In a SQL Server Always On availability group, database-level health detection can perform a failover only if the error (disk failure or similar) occurs in the database transaction log.

If the error happens on the data file, SQL Server only sends the failure notice to a Windows Server Failover Cluster (WSFC) and relies on it to make the right decision based on policy configuration.

To configure an Always On availability group to perform a failover when errors 823 and others occur, use one of the following procedures:

Configure Failover Cluster Manager

This procedure sets up the WSFC policy to cause a failover to one of the possible owners instead of attempting to restart the role on the current primary node.

  1. Open Failover Cluster Manager.

  2. Expand your cluster and select Roles.

  3. Right-click the AG role and select Properties > Policies.

  4. Set the value of Maximum restarts in the specified period to 0.

  5. Check the box If all the restart attempts fail, begin restarting again after the specified period (hh:mm) and select OK.

  6. Make sure both your nodes are Possible Owners and preferred owners.

Custom configuration option

This procedure provides an example of how to utilize the available alert mechanism in SQL Server and SQL Server Agent to detect the error and perform a failover.

  1. In SQL Server Management Studio, expand SQL Server Agent, right-click Alerts, and select New Alert....

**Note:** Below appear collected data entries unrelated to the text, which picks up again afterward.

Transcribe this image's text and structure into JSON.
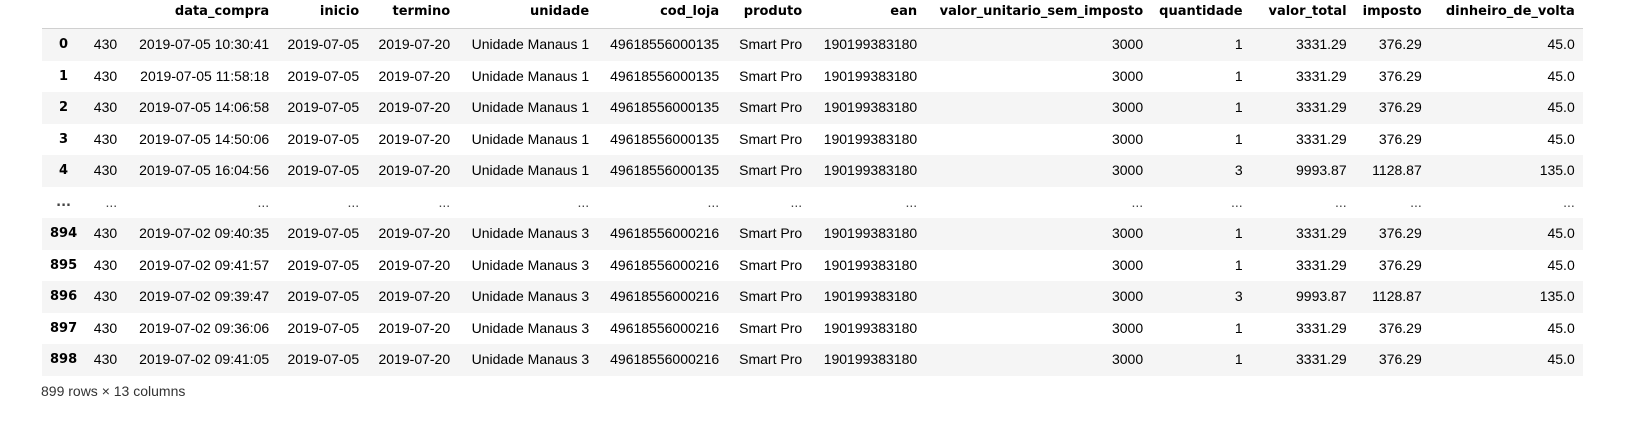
{
  "table": {
    "index_header": "",
    "columns": [
      "",
      "data_compra",
      "inicio",
      "termino",
      "unidade",
      "cod_loja",
      "produto",
      "ean",
      "valor_unitario_sem_imposto",
      "quantidade",
      "valor_total",
      "imposto",
      "dinheiro_de_volta"
    ],
    "rows": [
      {
        "index": "0",
        "cells": [
          "430",
          "2019-07-05 10:30:41",
          "2019-07-05",
          "2019-07-20",
          "Unidade Manaus 1",
          "49618556000135",
          "Smart Pro",
          "190199383180",
          "3000",
          "1",
          "3331.29",
          "376.29",
          "45.0"
        ]
      },
      {
        "index": "1",
        "cells": [
          "430",
          "2019-07-05 11:58:18",
          "2019-07-05",
          "2019-07-20",
          "Unidade Manaus 1",
          "49618556000135",
          "Smart Pro",
          "190199383180",
          "3000",
          "1",
          "3331.29",
          "376.29",
          "45.0"
        ]
      },
      {
        "index": "2",
        "cells": [
          "430",
          "2019-07-05 14:06:58",
          "2019-07-05",
          "2019-07-20",
          "Unidade Manaus 1",
          "49618556000135",
          "Smart Pro",
          "190199383180",
          "3000",
          "1",
          "3331.29",
          "376.29",
          "45.0"
        ]
      },
      {
        "index": "3",
        "cells": [
          "430",
          "2019-07-05 14:50:06",
          "2019-07-05",
          "2019-07-20",
          "Unidade Manaus 1",
          "49618556000135",
          "Smart Pro",
          "190199383180",
          "3000",
          "1",
          "3331.29",
          "376.29",
          "45.0"
        ]
      },
      {
        "index": "4",
        "cells": [
          "430",
          "2019-07-05 16:04:56",
          "2019-07-05",
          "2019-07-20",
          "Unidade Manaus 1",
          "49618556000135",
          "Smart Pro",
          "190199383180",
          "3000",
          "3",
          "9993.87",
          "1128.87",
          "135.0"
        ]
      },
      {
        "index": "...",
        "cells": [
          "...",
          "...",
          "...",
          "...",
          "...",
          "...",
          "...",
          "...",
          "...",
          "...",
          "...",
          "...",
          "..."
        ],
        "ellipsis": true
      },
      {
        "index": "894",
        "cells": [
          "430",
          "2019-07-02 09:40:35",
          "2019-07-05",
          "2019-07-20",
          "Unidade Manaus 3",
          "49618556000216",
          "Smart Pro",
          "190199383180",
          "3000",
          "1",
          "3331.29",
          "376.29",
          "45.0"
        ]
      },
      {
        "index": "895",
        "cells": [
          "430",
          "2019-07-02 09:41:57",
          "2019-07-05",
          "2019-07-20",
          "Unidade Manaus 3",
          "49618556000216",
          "Smart Pro",
          "190199383180",
          "3000",
          "1",
          "3331.29",
          "376.29",
          "45.0"
        ]
      },
      {
        "index": "896",
        "cells": [
          "430",
          "2019-07-02 09:39:47",
          "2019-07-05",
          "2019-07-20",
          "Unidade Manaus 3",
          "49618556000216",
          "Smart Pro",
          "190199383180",
          "3000",
          "3",
          "9993.87",
          "1128.87",
          "135.0"
        ]
      },
      {
        "index": "897",
        "cells": [
          "430",
          "2019-07-02 09:36:06",
          "2019-07-05",
          "2019-07-20",
          "Unidade Manaus 3",
          "49618556000216",
          "Smart Pro",
          "190199383180",
          "3000",
          "1",
          "3331.29",
          "376.29",
          "45.0"
        ]
      },
      {
        "index": "898",
        "cells": [
          "430",
          "2019-07-02 09:41:05",
          "2019-07-05",
          "2019-07-20",
          "Unidade Manaus 3",
          "49618556000216",
          "Smart Pro",
          "190199383180",
          "3000",
          "1",
          "3331.29",
          "376.29",
          "45.0"
        ]
      }
    ]
  },
  "footer": {
    "summary": "899 rows × 13 columns"
  }
}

  2. Specify a value for Name, select SQL Server event alert for Type, specify the value of Error number to 823 or any other desired error as per the list, and then select OK.

  3. Select Response, check Execute job, select the job you want, and then select OK.

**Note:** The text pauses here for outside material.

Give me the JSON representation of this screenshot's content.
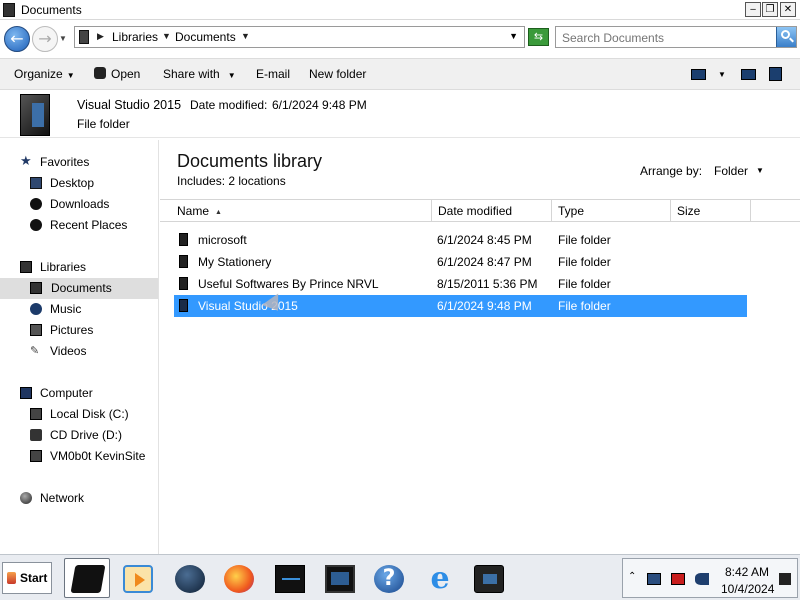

  4. On the Job Step Properties dialog, specify a value for Step name, select Operating system (CmdExec) for Type, and then select SQL Server Agent Service Account for Run as.

  5. Enter the following failover sqlcmd command:

    sqlcmd -S <SecondaryReplicaName> -U SQLADMIN -P <YourPassword> -Q "ALTER Availability Group <AGName> Failover"

    Note

    <SecondaryReplicaName>, <YourPassword>, and <AGName> are placeholders. You need to change it to match your environments. This script is an example for reference. A full script should perform other checks before performing a failover.